Gennady Shvets is a Professor of Applied and Engineering Physics at Cornell University. He received his PhD in Physics from MIT in 1995. Before moving to Cornell in 2016, he was on the physics faculty of the University of Texas at Austin for 12 years. His research interests include nanophotonics, optical and microwave metamaterials and their applications (including bio-sensing, optoelectronic devices, and vacuum electronics), topological concepts in photonics, and intense laser-matter interactions.

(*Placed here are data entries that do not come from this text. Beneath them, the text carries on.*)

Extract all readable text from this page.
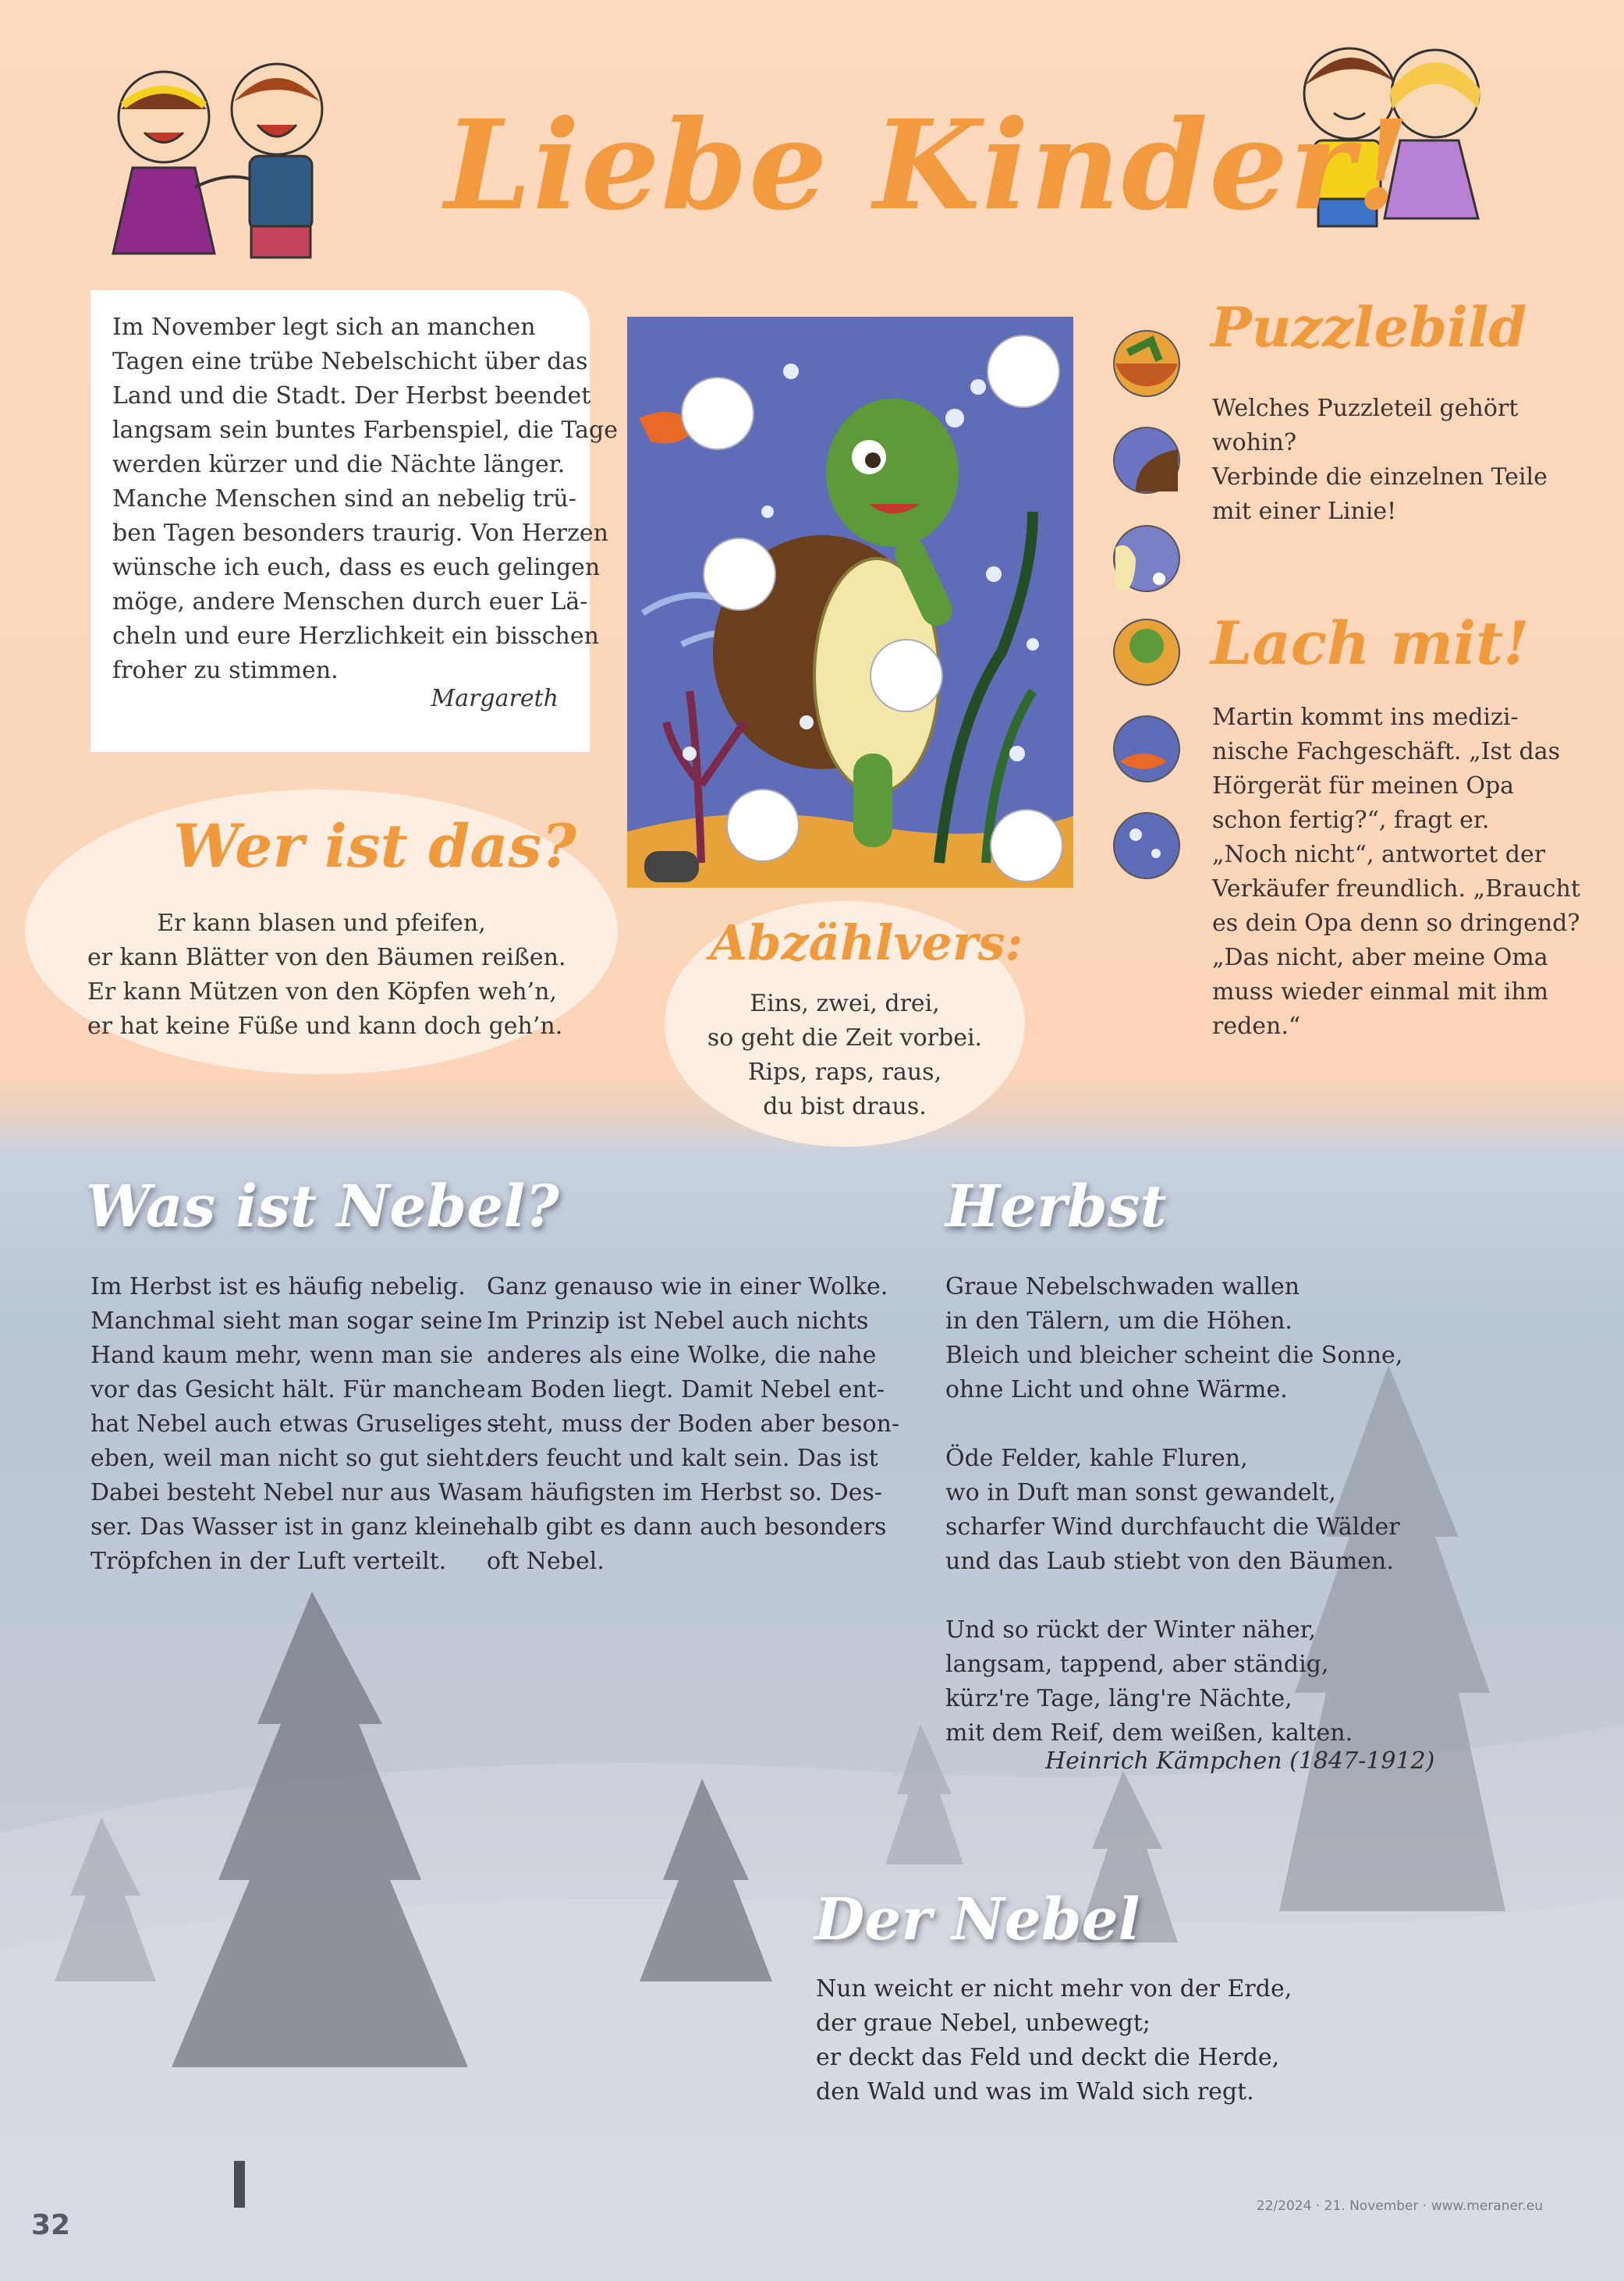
Liebe Kinder!
Im November legt sich an manchen
Tagen eine trübe Nebelschicht über das
Land und die Stadt. Der Herbst beendet
langsam sein buntes Farbenspiel, die Tage
werden kürzer und die Nächte länger.
Manche Menschen sind an nebelig trü-
ben Tagen besonders traurig. Von Herzen
wünsche ich euch, dass es euch gelingen
möge, andere Menschen durch euer Lä-
cheln und eure Herzlichkeit ein bisschen
froher zu stimmen.
Margareth
Wer ist das?
Er kann blasen und pfeifen,
er kann Blätter von den Bäumen reißen.
Er kann Mützen von den Köpfen weh’n,
er hat keine Füße und kann doch geh’n.
Abzählvers:
Eins, zwei, drei,
so geht die Zeit vorbei.
Rips, raps, raus,
du bist draus.
Puzzlebild
Welches Puzzleteil gehört
wohin?
Verbinde die einzelnen Teile
mit einer Linie!
Lach mit!
Martin kommt ins medizi-
nische Fachgeschäft. „Ist das
Hörgerät für meinen Opa
schon fertig?“, fragt er.
„Noch nicht“, antwortet der
Verkäufer freundlich. „Braucht
es dein Opa denn so dringend?
„Das nicht, aber meine Oma
muss wieder einmal mit ihm
reden.“
Was ist Nebel?
Im Herbst ist es häufig nebelig.
Manchmal sieht man sogar seine
Hand kaum mehr, wenn man sie
vor das Gesicht hält. Für manche
hat Nebel auch etwas Gruseliges –
eben, weil man nicht so gut sieht.
Dabei besteht Nebel nur aus Was-
ser. Das Wasser ist in ganz kleinen
Tröpfchen in der Luft verteilt.
Ganz genauso wie in einer Wolke.
Im Prinzip ist Nebel auch nichts
anderes als eine Wolke, die nahe
am Boden liegt. Damit Nebel ent-
steht, muss der Boden aber beson-
ders feucht und kalt sein. Das ist
am häufigsten im Herbst so. Des-
halb gibt es dann auch besonders
oft Nebel.
Herbst
Graue Nebelschwaden wallen
in den Tälern, um die Höhen.
Bleich und bleicher scheint die Sonne,
ohne Licht und ohne Wärme.

Öde Felder, kahle Fluren,
wo in Duft man sonst gewandelt,
scharfer Wind durchfaucht die Wälder
und das Laub stiebt von den Bäumen.

Und so rückt der Winter näher,
langsam, tappend, aber ständig,
kürz're Tage, läng're Nächte,
mit dem Reif, dem weißen, kalten.
Heinrich Kämpchen (1847-1912)
Der Nebel
Nun weicht er nicht mehr von der Erde,
der graue Nebel, unbewegt;
er deckt das Feld und deckt die Herde,
den Wald und was im Wald sich regt.
32
22/2024 · 21. November · www.meraner.eu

He is the author or co-author of more than 250 papers in refereed journals, earning him the designation of a Highly Cited Researcher by Clarivate (publisher of Web of Science) in 2019-2022. He is a Fellow of the American Physical Society (APS), Optica, and SPIE. Professor Shvets is one of the pioneers in the emerging field of active optical metamaterials and their integration with other controllable platforms, such as liquid crystals and 2D materials. His most recent work deals with the applications of metamaterials and plasmonics to biosensing and molecular fingerprinting of proteins and live cells using metamaterial arrays, electrically-controlled nanoscale photonic topological insulators, graphene-based metamaterials, and multi-color meta-optics. His group developed some of the pioneering concepts in the emerging field of ultra-fast nanophotonics, including ultrafast amplitude/phase modulation and polarimetry using graphene-integrated metasurfaces, broadband high-harmonics generation, and varifocal multi-color metalenses.